Большая судьба (Фёдоров) - страница 36

Купец испуганно открыл глаза.

— Батюшки, никак гибнем? — заорал он и полез из кузова.

Пассажиры всполошились, засуетились. Однако ничего страшного не случилось. Дилижанс остановился, покривившись на сторону. Ямщик распахнул дверь и объявил:

— Прошу господ выйти. Сломалось колесо. Напасти большой нет, благо рядом кузница и постоялый двор. Пожалуйте!

Ругаясь, ворча, кряхтя и разминая бока, все вылезли из экипажа. За ними последовал и Аносов. Рядом — грязная деревенская улица, на окраине закопченная кузница, из которой раздавался веселый перезвон наковален.

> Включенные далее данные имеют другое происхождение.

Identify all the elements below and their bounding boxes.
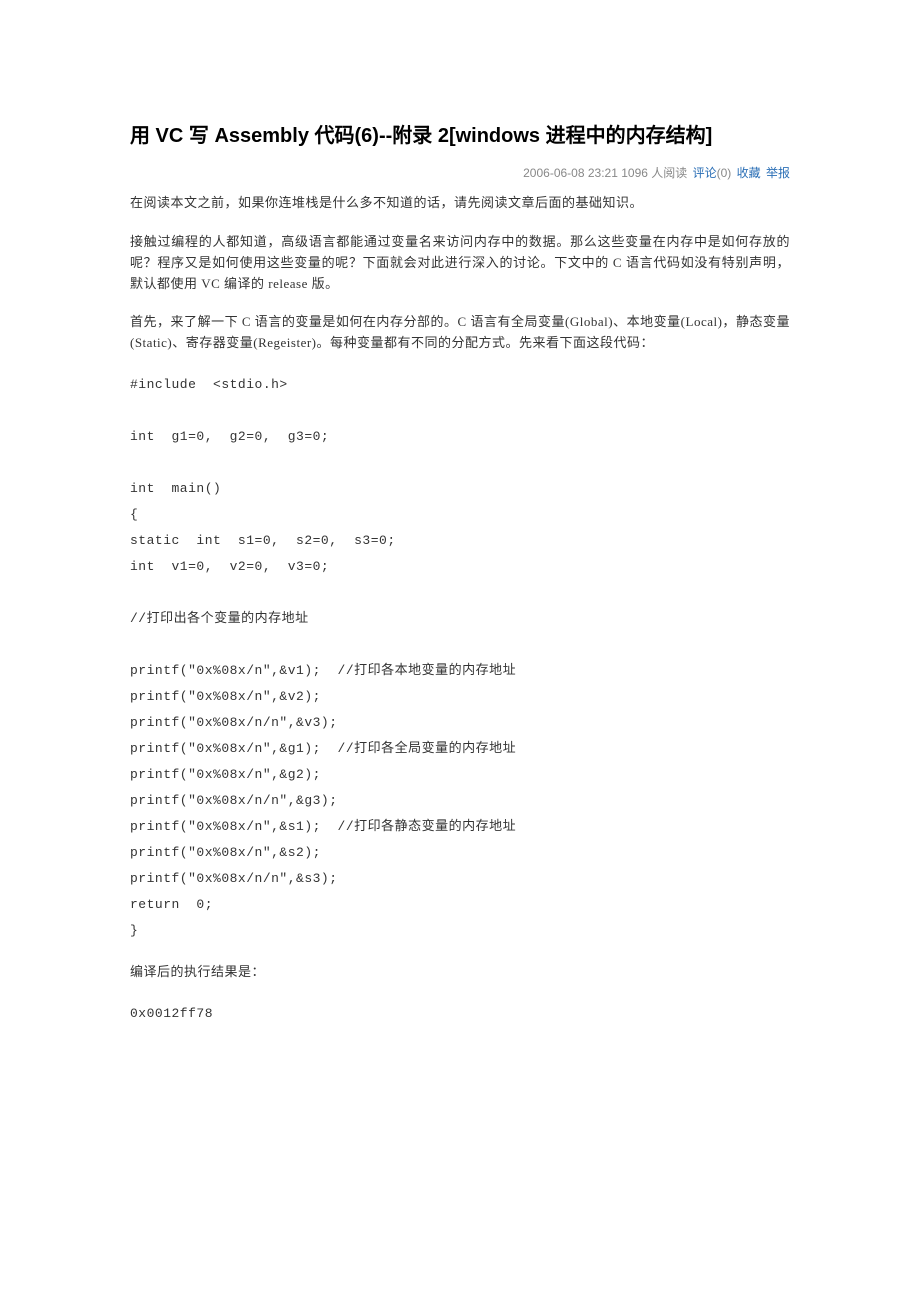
paragraph: 首先，来了解一下 C 语言的变量是如何在内存分部的。C 语言有全局变量(Glob… <box>130 312 790 354</box>
code-block: #include <stdio.h> int g1=0, g2=0, g3=0;… <box>130 372 790 944</box>
paragraph: 编译后的执行结果是： <box>130 962 790 983</box>
paragraph: 接触过编程的人都知道，高级语言都能通过变量名来访问内存中的数据。那么这些变量在内… <box>130 232 790 294</box>
report-link[interactable]: 举报 <box>766 166 790 180</box>
post-datetime: 2006-06-08 23:21 <box>523 166 618 180</box>
favorite-link[interactable]: 收藏 <box>737 166 761 180</box>
post-meta: 2006-06-08 23:21 1096 人阅读 评论(0) 收藏 举报 <box>130 164 790 183</box>
result-output: 0x0012ff78 <box>130 1001 790 1027</box>
paragraph: 在阅读本文之前，如果你连堆栈是什么多不知道的话，请先阅读文章后面的基础知识。 <box>130 193 790 214</box>
page-title: 用 VC 写 Assembly 代码(6)--附录 2[windows 进程中的… <box>130 120 790 152</box>
comments-link[interactable]: 评论 <box>693 166 717 180</box>
post-reads: 1096 人阅读 <box>621 166 687 180</box>
comments-count: (0) <box>717 166 732 180</box>
article-content: 在阅读本文之前，如果你连堆栈是什么多不知道的话，请先阅读文章后面的基础知识。 接… <box>130 193 790 1027</box>
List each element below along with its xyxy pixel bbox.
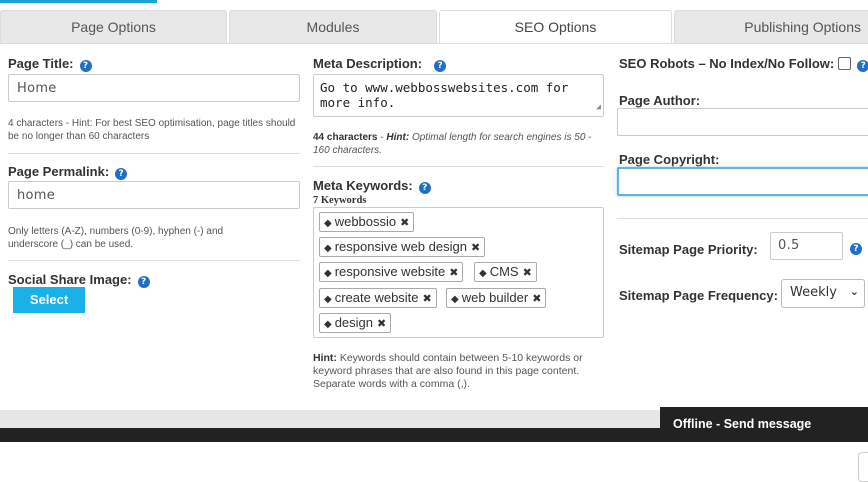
- separator: -: [380, 132, 384, 143]
- tab-bar: Page Options Modules SEO Options Publish…: [0, 10, 868, 44]
- close-icon[interactable]: ✖: [471, 242, 480, 254]
- permalink-hint: Only letters (A-Z), numbers (0-9), hyphe…: [8, 226, 224, 250]
- meta-keywords-label: Meta Keywords:?: [313, 178, 431, 194]
- divider: [313, 166, 604, 167]
- tab-seo-options[interactable]: SEO Options: [439, 10, 672, 44]
- frequency-value: Weekly: [790, 285, 837, 300]
- help-circle-icon[interactable]: ?: [434, 60, 447, 72]
- keywords-hint: Hint: Keywords should contain between 5-…: [313, 352, 605, 391]
- tab-modules[interactable]: Modules: [229, 10, 437, 43]
- seo-robots-label: SEO Robots – No Index/No Follow:?: [619, 56, 868, 72]
- top-accent-bar: [0, 0, 157, 3]
- help-circle-icon[interactable]: ?: [115, 168, 128, 180]
- tag-icon: ◆: [479, 268, 487, 279]
- close-icon[interactable]: ✖: [523, 267, 532, 279]
- tab-divider: [0, 43, 868, 44]
- close-icon[interactable]: ✖: [449, 267, 458, 279]
- hint-label: Hint:: [386, 132, 410, 143]
- meta-description-textarea[interactable]: Go to www.webbosswebsites.com for more i…: [313, 74, 604, 117]
- keyword-tag: ◆ web builder ✖: [446, 288, 547, 308]
- select-image-button[interactable]: Select: [13, 287, 85, 313]
- tab-page-options[interactable]: Page Options: [0, 10, 227, 43]
- social-share-label: Social Share Image:?: [8, 272, 150, 288]
- page-author-label: Page Author:: [619, 93, 701, 108]
- help-circle-icon[interactable]: ?: [850, 243, 862, 255]
- tag-icon: ◆: [324, 243, 332, 254]
- keyword-tag: ◆ design ✖: [319, 313, 392, 333]
- page-title-label: Page Title:?: [8, 56, 92, 72]
- permalink-label: Page Permalink:?: [8, 164, 128, 180]
- robots-checkbox[interactable]: [838, 57, 852, 70]
- meta-description-label: Meta Description:?: [313, 56, 447, 72]
- keyword-tag: ◆ responsive web design ✖: [319, 237, 486, 257]
- divider: [8, 260, 300, 261]
- tag-icon: ◆: [324, 268, 332, 279]
- close-icon[interactable]: ✖: [377, 318, 386, 330]
- tag-icon: ◆: [451, 294, 459, 305]
- page-title-hint: 4 characters - Hint: For best SEO optimi…: [8, 118, 296, 142]
- sitemap-priority-input[interactable]: 0.5: [770, 232, 843, 260]
- close-icon[interactable]: ✖: [532, 293, 541, 305]
- tag-icon: ◆: [324, 294, 332, 305]
- tag-icon: ◆: [324, 319, 332, 330]
- divider: [617, 218, 868, 219]
- meta-description-text: Go to www.webbosswebsites.com for more i…: [320, 80, 569, 110]
- divider: [8, 153, 300, 154]
- tag-icon: ◆: [324, 218, 332, 229]
- keyword-tag: ◆ create website ✖: [319, 288, 437, 308]
- close-icon[interactable]: ✖: [400, 217, 409, 229]
- sitemap-priority-label: Sitemap Page Priority:: [619, 242, 758, 257]
- sitemap-frequency-select[interactable]: Weekly ⌄: [781, 279, 865, 308]
- tab-publishing-options[interactable]: Publishing Options: [674, 10, 868, 43]
- sitemap-frequency-label: Sitemap Page Frequency:: [619, 288, 778, 303]
- keywords-count: 7 Keywords: [313, 195, 367, 206]
- keyword-tag: ◆ responsive website ✖: [319, 262, 464, 282]
- page-copyright-label: Page Copyright:: [619, 152, 720, 167]
- meta-description-count: 44 characters: [313, 132, 378, 143]
- offline-chat-button[interactable]: Offline - Send message: [660, 407, 868, 442]
- corner-widget[interactable]: [858, 452, 868, 482]
- permalink-input[interactable]: home: [8, 181, 300, 209]
- resize-handle-icon[interactable]: ◢: [596, 99, 601, 114]
- hint-label: Hint:: [313, 352, 337, 364]
- keywords-tag-input[interactable]: ◆ webbossio ✖ ◆ responsive web design ✖ ◆ res…: [313, 207, 604, 338]
- help-circle-icon[interactable]: ?: [418, 182, 431, 194]
- keywords-hint-text: Keywords should contain between 5-10 key…: [313, 352, 583, 390]
- page-copyright-input[interactable]: [617, 167, 868, 196]
- help-circle-icon[interactable]: ?: [79, 60, 92, 72]
- keyword-tag: ◆ CMS ✖: [474, 262, 537, 282]
- close-icon[interactable]: ✖: [423, 293, 432, 305]
- meta-description-hint: 44 characters - Hint: Optimal length for…: [313, 131, 593, 157]
- help-circle-icon[interactable]: ?: [857, 60, 868, 72]
- keyword-tag: ◆ webbossio ✖: [319, 212, 415, 232]
- help-circle-icon[interactable]: ?: [137, 276, 150, 288]
- chevron-down-icon: ⌄: [849, 285, 859, 298]
- page-title-input[interactable]: Home: [8, 74, 300, 102]
- page-author-input[interactable]: [617, 108, 868, 136]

Пассажиры вереницей потянулись на почтовую станцию обогреться и переждать, когда сменят лошадей и исправят сломанное колесо. В помещении станции и подле нее было шумно и тесно. Тут толпились и спорили о ценах купцы, скупщики, приказчики, подрядчики. Они держались независимо и на чем свет стоит громогласно ругали станционного смотрителя. Вот неподалеку, в углу у самовара, разместилась легко, не по-зимнему одетая группа странствующих актеров. Особняком, недоступно держались военные и фельдъегери. Высокий усатый офицер, бряцая палашом, закричал станционному смотрителю:

— Эй, ты, коней! Живо!

Маленький тощий старичок — коллежский регистратор — в изрядно поношенном мундирчике жалобно заморгал ресницами:

— Потерпите, сударь, малость. Лошадей повели на перековку. Видите, какой путь трудный!

— Сказано, лошадей! — стоял на своем фельдъегерь. — Я тебя самого подкую, шельмец!

Старик, втянув голову в плечи, покорно стоял перед буяном. Он казался жалким и беспомощным.

«Вот он — «коллежский регистратор, почтовой станции диктатор!» — с горькой иронией подумал Аносов, вспоминая слова поэта Вяземского.

Станционный смотритель выглядел самым несчастным человеком на свете. Аносов весь вспыхнул, когда фельдъегерь размашистым шагом подошел к старику и ударил его по лицу.

— Коней! — еще громче заорал курьер.

— Как вы смеете! — становясь между офицером и коллежским регистратором, повысил голос Павел Петрович.

— Прочь с дороги! — попытался было прикрикнуть на Аносова фельдъегерь, но вдруг осекся и замолчал под решительным взглядом юноши.

— Батюшка! — взмолился старик. — Сейчас придут кони… Вон уже с перековки ведут! — показал он в оконце.

Там среди поля темнела полуразвалившаяся кузница. Подле нее копошились люди, стояли кони, тарантасы. Аносов круто отвернулся от фельдъегеря, подошел к двери и решительно распахнул ее. Клубы холодного воздуха перекатились через порог. На душе Аносова кипело. Чтобы скорее уйти от греха, он вышел на улицу. В кузнице, маня и зазывая к себе, пело железо. Ах, как он соскучился по металлу! И, решительно перейдя дорогу, молодой шихтмейстер направился к мастерской. Через поле, припорошенное снегом, он добрался до нее. Кузница была старая, с прогнившей крышей, внутри ее глухо стонал и вздыхал одинокий мех, — казалось, это старик задыхается от удушья. В полутьме валялись сошники, топоры, куски старого железа и другой хлам. Подле кузницы стоял дилижанс со снятым сломанным колесом.